A diferencia de lo que suele creerse, las medusas no muerden ni pican, basta con que rocen con sus tentáculos nuestra piel para producir esas dolorosas heridas que causan sensación de ardor en quien las sufre.
 
Estas heridas, normalmente, suelen ser de carácter leve y no suelen ir más allá de una molestia temporal, pero pueden generar complicaciones en personas con la piel más sensible al veneno de estos animales marinos, o en las que el roce de la piel se haya producido en zonas del cuerpo como la boca, los ojos o el cuello.
 
En ambos casos se recomienda que si se produce una picadura de medusa, ésta debe limpiarse cuidadosamente la zona afectada con agua del mar, o si tenemos, con suero.
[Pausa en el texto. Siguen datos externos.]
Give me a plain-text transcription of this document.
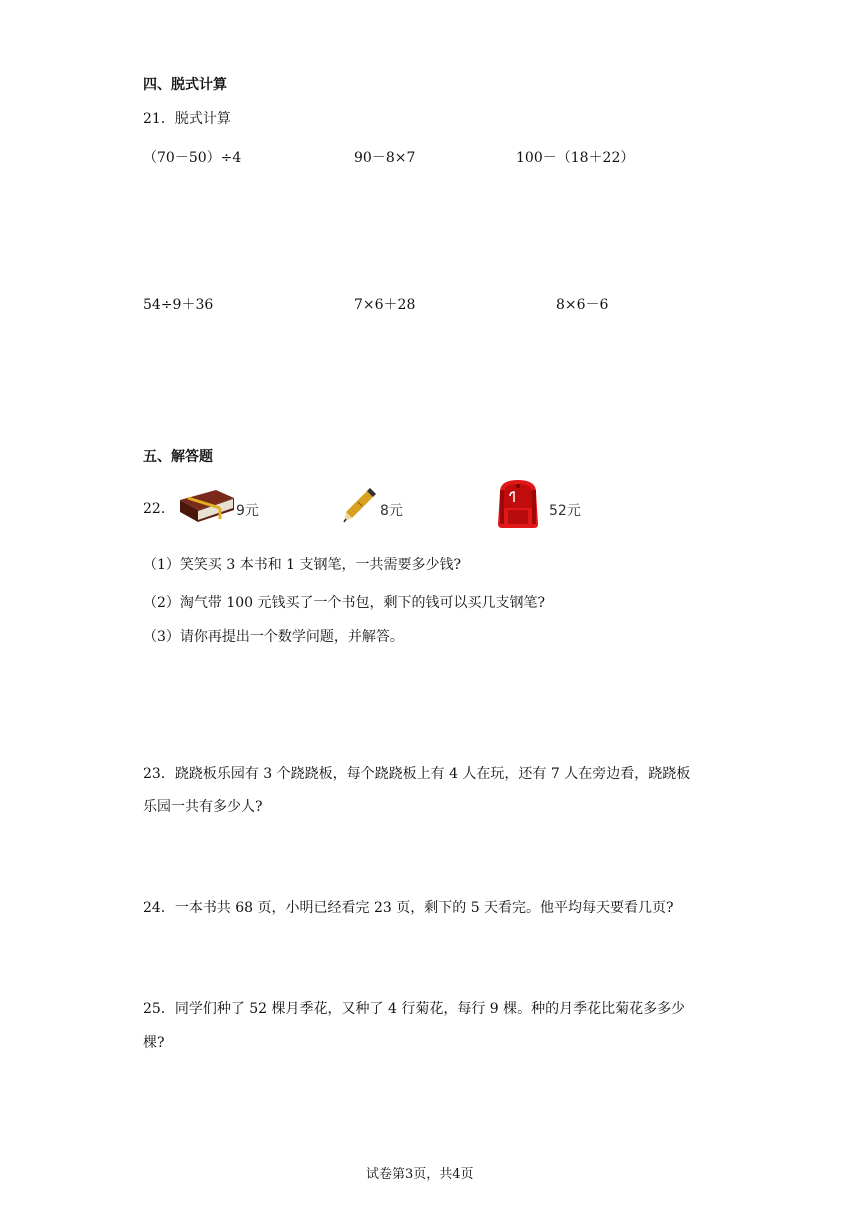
四、脱式计算
21．脱式计算
（70－50）÷4	90－8×7	100－（18＋22）
54÷9＋36	7×6＋28	8×6－6
五、解答题
22．	9元	8元	52元
（1）笑笑买 3 本书和 1 支钢笔，一共需要多少钱?
（2）淘气带 100 元钱买了一个书包，剩下的钱可以买几支钢笔?
（3）请你再提出一个数学问题，并解答。
23．跷跷板乐园有 3 个跷跷板，每个跷跷板上有 4 人在玩，还有 7 人在旁边看，跷跷板
乐园一共有多少人?
24．一本书共 68 页，小明已经看完 23 页，剩下的 5 天看完。他平均每天要看几页?
25．同学们种了 52 棵月季花，又种了 4 行菊花，每行 9 棵。种的月季花比菊花多多少
棵?
试卷第3页，共4页
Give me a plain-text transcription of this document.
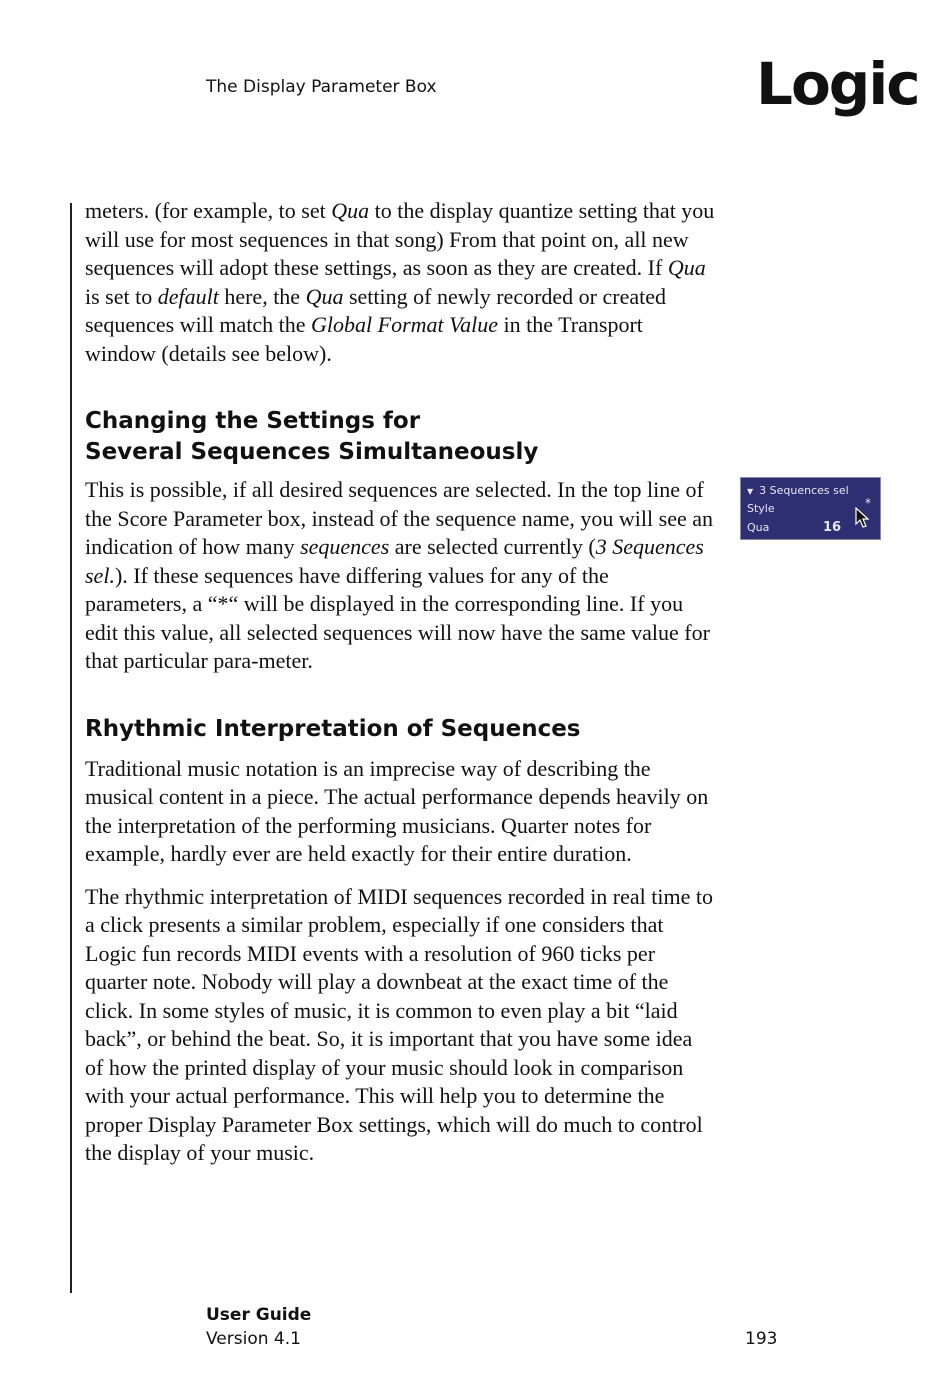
The Display Parameter Box	Logic

meters. (for example, to set Qua to the display quantize setting that you will use for most sequences in that song) From that point on, all new sequences will adopt these settings, as soon as they are created. If Qua is set to default here, the Qua setting of newly recorded or created sequences will match the Global Format Value in the Transport window (details see below).

Changing the Settings for
Several Sequences Simultaneously

This is possible, if all desired sequences are selected. In the top line of the Score Parameter box, instead of the sequence name, you will see an indication of how many sequences are selected currently (3 Sequences sel.). If these sequences have differing values for any of the parameters, a “*“ will be displayed in the corresponding line. If you edit this value, all selected sequences will now have the same value for that particular para-meter.

Rhythmic Interpretation of Sequences

Traditional music notation is an imprecise way of describing the musical content in a piece. The actual performance depends heavily on the interpretation of the performing musicians. Quarter notes for example, hardly ever are held exactly for their entire duration.

The rhythmic interpretation of MIDI sequences recorded in real time to a click presents a similar problem, especially if one considers that Logic fun records MIDI events with a resolution of 960 ticks per quarter note. Nobody will play a downbeat at the exact time of the click. In some styles of music, it is common to even play a bit “laid back”, or behind the beat. So, it is important that you have some idea of how the printed display of your music should look in comparison with your actual performance. This will help you to determine the proper Display Parameter Box settings, which will do much to control the display of your music.

▼ 3 Sequences sel
Style	*
Qua	16
User Guide
Version 4.1	193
Debemos evitar el agua dulce, ya que podría reactivar el tóxico de este animal.
 
También debemos evitar tocar sus tentáculos que la medusa haya podido dejar sobre la piel, ya que la infección puede extenderse por las manos.
 
Una vez hayamos limpiado la herida, debemos ponerle frío, con cubitos de hielo envueltos en un paño limpio o en forma de compresas, pero no más de 5 minutos.
 
También debemos acudir al médico para que éste evalúe la picadura, aplique en la zona una crema con cortisona y tape la herida con una gasa, manteniéndola así protegida del sol y del agua durante 2 o 3 días.
 
No debemos usar nunca cremas con antihistamínico, lo cual es un error muy común, ya que podría aumentar la hinchazón. 
Otro error muy común es lavar la herida con orina, ya que la lesión puede extenderse.